Ich habe mir lange überlegt, ob ich diesen Kommentar überhaupt schreiben soll. Denn ich möchte niemandem gegen das Schienbein treten oder ihn in seinem Enthusiasmus bremsen. Und unbeliebt machen möchte ich mich auch nicht unbedingt. Aber hin und wieder muss man Farbe bekennen, auch wenn es weh tut.
1) Amprion
Es handelt sich hier um ein Wirtschaftsunternehmen, das einen fetten Auftrag an Land gezogen hat und sich hohe Umsätze und Gewinne verspricht. Auftraggeber ist die Politik bzw. der Gesetzgeber. Amprion führt "lediglich" den Auftrag aus und ist in keiner Weise daran interessiert, welche Art von Leitung realisiert wird und welchen Weg sie nimmt. Amprion ist die geplante Freileitung vermutlich genauso recht wie eine Erdverkabelung entlang der A9. Für Amprion ist sozusagen das "ob" entscheidend, das "wie" ist Nebensache. Und der Mensch ist hierbei kein oder zumindest kein bestimmender Faktor.

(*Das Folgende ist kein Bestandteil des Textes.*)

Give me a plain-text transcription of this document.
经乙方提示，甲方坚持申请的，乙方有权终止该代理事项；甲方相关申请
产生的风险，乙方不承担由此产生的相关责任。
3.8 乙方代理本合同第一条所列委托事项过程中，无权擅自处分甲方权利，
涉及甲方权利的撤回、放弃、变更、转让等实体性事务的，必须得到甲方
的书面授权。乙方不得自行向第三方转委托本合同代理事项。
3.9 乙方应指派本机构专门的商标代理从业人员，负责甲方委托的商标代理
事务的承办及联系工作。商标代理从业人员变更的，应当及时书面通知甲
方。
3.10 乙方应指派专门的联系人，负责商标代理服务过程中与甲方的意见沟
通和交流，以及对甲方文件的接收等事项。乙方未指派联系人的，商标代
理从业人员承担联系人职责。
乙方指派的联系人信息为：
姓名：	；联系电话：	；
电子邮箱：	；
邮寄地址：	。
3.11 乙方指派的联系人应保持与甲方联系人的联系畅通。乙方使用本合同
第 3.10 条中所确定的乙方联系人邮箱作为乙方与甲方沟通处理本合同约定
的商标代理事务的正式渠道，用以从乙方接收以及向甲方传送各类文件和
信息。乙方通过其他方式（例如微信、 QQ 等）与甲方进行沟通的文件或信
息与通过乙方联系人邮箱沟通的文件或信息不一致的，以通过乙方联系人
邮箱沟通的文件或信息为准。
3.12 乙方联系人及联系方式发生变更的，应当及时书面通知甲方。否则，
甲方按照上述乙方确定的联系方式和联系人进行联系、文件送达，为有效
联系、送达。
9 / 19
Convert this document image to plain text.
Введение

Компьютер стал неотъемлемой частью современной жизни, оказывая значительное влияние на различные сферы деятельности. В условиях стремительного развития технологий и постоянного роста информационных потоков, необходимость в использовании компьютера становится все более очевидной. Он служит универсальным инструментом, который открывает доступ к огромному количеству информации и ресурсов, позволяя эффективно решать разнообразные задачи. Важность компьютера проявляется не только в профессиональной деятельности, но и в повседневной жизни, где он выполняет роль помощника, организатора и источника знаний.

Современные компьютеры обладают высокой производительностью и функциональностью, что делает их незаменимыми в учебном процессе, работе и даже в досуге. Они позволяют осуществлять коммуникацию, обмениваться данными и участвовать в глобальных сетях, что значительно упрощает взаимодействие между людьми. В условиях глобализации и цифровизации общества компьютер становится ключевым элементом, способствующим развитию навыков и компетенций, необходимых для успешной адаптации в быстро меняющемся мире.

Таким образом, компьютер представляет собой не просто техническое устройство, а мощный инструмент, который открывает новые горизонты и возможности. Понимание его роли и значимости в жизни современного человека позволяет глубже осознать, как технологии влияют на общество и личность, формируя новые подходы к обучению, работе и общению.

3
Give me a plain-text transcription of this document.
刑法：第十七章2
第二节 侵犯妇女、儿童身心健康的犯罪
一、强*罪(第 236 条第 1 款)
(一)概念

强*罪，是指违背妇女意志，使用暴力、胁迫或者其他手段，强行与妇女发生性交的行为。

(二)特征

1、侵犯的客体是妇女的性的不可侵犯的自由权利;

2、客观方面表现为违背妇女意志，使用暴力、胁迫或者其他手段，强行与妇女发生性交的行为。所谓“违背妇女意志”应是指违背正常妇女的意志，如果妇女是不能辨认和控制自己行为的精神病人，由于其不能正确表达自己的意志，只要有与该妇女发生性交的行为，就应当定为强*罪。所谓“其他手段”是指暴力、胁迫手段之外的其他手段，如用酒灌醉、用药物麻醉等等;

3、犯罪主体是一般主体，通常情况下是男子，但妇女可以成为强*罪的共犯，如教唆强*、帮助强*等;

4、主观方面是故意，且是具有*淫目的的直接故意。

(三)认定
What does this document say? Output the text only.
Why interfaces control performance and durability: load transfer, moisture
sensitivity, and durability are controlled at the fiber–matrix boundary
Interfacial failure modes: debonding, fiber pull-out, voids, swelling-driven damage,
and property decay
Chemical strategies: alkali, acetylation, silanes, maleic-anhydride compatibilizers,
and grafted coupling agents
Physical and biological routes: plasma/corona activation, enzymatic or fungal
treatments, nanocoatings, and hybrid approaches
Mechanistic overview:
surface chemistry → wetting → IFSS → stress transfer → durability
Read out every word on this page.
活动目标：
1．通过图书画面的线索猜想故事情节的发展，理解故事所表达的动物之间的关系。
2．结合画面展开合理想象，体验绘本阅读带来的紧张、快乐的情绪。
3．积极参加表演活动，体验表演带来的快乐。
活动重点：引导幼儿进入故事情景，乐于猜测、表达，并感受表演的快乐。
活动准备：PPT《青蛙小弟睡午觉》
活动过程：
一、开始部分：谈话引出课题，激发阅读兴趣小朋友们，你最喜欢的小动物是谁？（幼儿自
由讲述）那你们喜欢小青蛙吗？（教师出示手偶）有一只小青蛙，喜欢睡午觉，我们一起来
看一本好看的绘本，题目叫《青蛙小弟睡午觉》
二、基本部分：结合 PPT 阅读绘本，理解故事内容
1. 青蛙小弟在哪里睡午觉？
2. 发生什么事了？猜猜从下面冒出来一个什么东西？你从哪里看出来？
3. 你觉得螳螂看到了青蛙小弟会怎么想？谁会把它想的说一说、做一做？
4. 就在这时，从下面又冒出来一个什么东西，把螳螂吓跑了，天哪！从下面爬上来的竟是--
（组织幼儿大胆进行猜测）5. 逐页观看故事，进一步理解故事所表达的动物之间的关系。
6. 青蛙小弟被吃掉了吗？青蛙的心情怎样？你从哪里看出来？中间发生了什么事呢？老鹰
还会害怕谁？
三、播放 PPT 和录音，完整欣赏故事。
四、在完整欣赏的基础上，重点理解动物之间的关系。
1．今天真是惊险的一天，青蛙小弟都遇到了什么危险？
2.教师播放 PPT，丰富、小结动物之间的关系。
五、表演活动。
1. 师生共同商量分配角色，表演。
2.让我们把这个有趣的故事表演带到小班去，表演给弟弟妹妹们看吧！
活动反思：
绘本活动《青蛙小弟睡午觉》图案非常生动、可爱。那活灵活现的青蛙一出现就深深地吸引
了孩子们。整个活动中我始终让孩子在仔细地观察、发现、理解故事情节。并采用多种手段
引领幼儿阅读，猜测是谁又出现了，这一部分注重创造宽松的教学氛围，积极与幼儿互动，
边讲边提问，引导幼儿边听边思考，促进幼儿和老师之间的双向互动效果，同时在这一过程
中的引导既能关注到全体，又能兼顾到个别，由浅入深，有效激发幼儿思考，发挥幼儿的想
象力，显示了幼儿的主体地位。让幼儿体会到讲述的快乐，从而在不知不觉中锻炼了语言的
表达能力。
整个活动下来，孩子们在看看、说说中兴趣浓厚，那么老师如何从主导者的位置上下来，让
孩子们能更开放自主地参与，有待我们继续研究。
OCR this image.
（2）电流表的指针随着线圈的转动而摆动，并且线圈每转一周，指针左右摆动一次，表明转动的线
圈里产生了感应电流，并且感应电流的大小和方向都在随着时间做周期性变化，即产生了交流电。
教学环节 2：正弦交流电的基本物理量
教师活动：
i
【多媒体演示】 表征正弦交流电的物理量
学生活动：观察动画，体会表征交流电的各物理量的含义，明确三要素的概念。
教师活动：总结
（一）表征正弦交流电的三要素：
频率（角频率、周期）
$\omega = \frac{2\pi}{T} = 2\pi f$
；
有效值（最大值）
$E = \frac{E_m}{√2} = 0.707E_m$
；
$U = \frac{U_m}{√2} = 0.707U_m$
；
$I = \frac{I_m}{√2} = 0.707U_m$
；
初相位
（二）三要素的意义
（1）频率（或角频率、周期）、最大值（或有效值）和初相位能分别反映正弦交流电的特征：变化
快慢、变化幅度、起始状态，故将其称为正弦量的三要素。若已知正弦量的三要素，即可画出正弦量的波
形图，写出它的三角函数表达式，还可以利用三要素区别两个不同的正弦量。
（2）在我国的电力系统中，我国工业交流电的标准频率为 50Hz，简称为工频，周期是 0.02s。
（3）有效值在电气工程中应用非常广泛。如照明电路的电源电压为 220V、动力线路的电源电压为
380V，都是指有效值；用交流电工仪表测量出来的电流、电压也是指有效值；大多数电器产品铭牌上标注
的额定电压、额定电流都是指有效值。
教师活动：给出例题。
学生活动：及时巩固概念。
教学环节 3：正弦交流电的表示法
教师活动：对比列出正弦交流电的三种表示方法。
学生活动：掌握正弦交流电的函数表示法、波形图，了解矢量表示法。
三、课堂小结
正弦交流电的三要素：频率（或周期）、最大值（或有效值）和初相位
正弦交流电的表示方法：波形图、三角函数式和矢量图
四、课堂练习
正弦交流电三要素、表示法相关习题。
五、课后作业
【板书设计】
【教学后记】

Natürlich sollte ein Unternehmen auch gesellschaftspolitische und moralische Werte nicht ganz außer Acht lassen. Aber was (insbesondere für große) Unternehmen in erster Linie zählt ist nunmal der Profit. Und die Hoffnung, dass sich Amprion auf unsere Seite schlägt und damit gleichzeitig seine Melkkuh verprellt, entbehrt meiner Meinung nach jeglicher Grundlage.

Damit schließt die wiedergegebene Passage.